Graph Unfolding and Sampling for Transitory Video Summarization via Gershgorin Disc Alignment
This addresses the need for efficient video summarization for social media platforms like YouTube and TikTok, though it is incremental as it builds on existing graph-based methods with a novel optimization approach.
The paper tackles the problem of summarizing user-generated videos into keyframes efficiently by proposing a fast graph sampling algorithm based on Gershgorin disc alignment, achieving comparable or better performance than state-of-the-art methods with substantially reduced complexity.
User-generated videos (UGVs) uploaded from mobile phones to social media sites like YouTube and TikTok are short and non-repetitive. We summarize a transitory UGV into several keyframes in linear time via fast graph sampling based on Gershgorin disc alignment (GDA).

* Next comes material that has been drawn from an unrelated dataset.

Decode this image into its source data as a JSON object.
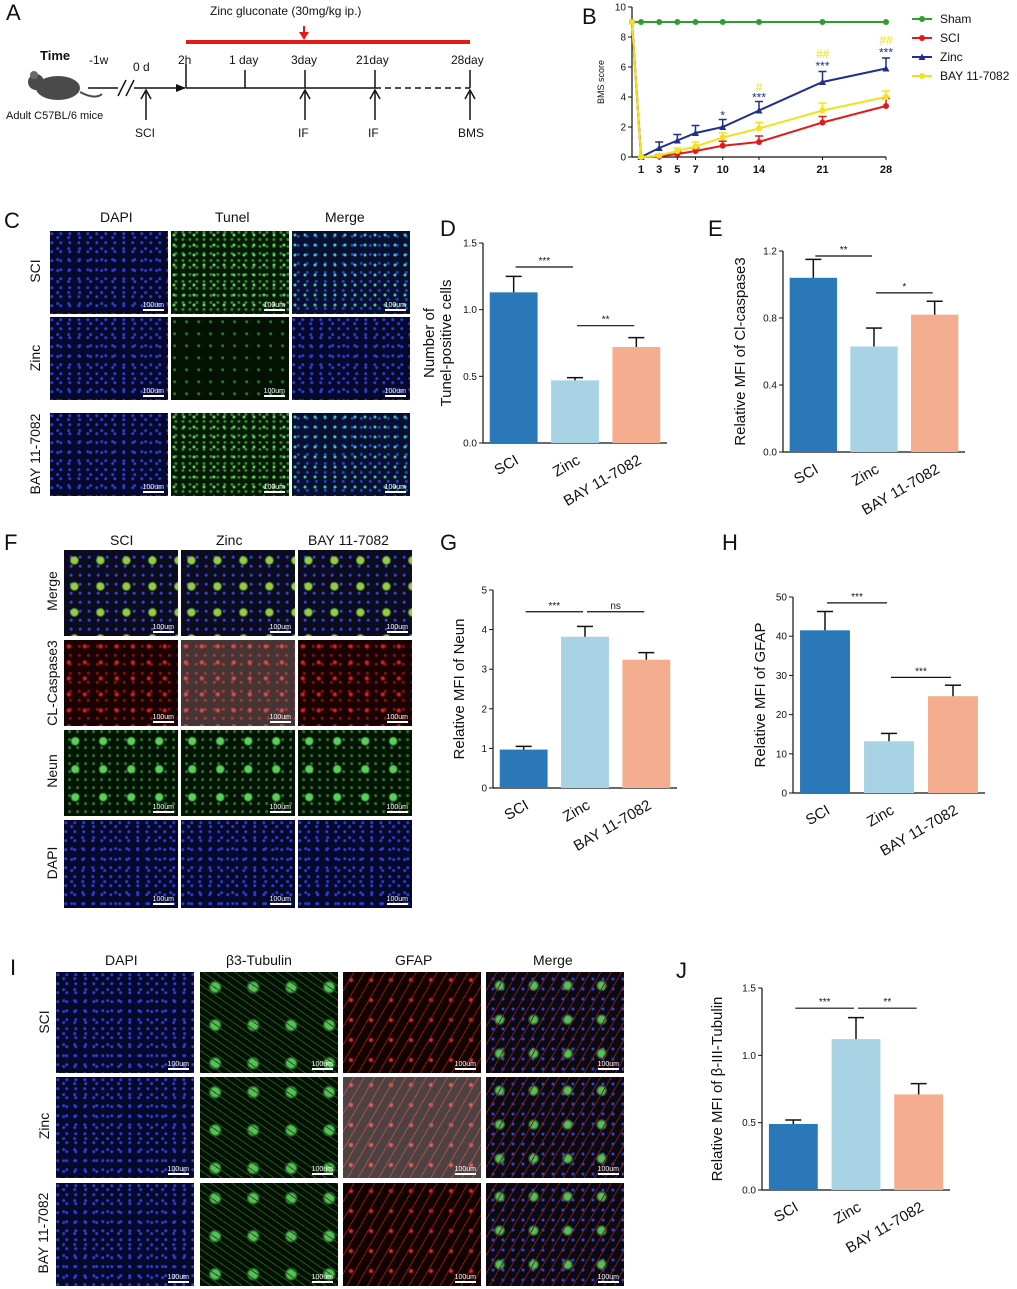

Specifically, we first model a sequence of $N$ frames in a UGV as an $M$-hop path graph $\mathcal{G}^o$ for $M \ll N$, where the similarity between two frames within $M$ time instants is encoded as a positive edge based on feature similarity. Towards efficient sampling, we then "unfold" $\mathcal{G}^o$ to a $1$-hop path graph $\mathcal{G}$, specified by a generalized graph Laplacian matrix $\mathcal{L}$, via one of two graph unfolding procedures with provable performance bounds. We show that maximizing the smallest eigenvalue $λ_{\min}(\mathbf{B})$ of a coefficient matrix $\mathbf{B} = \textit{diag}\left(\mathbf{h}\right) + μ\mathcal{L}$, where $\mathbf{h}$ is the binary keyframe selection vector, is equivalent to minimizing a worst-case signal reconstruction error. We maximize instead the Gershgorin circle theorem (GCT) lower bound $λ^-_{\min}(\mathbf{B})$ by choosing $\mathbf{h}$ via a new fast graph sampling algorithm that iteratively aligns left-ends of Gershgorin discs for all graph nodes (frames). Extensive experiments on multiple short video datasets show that our algorithm achieves comparable or better video summarization performance compared to state-of-the-art methods, at a substantially reduced complexity.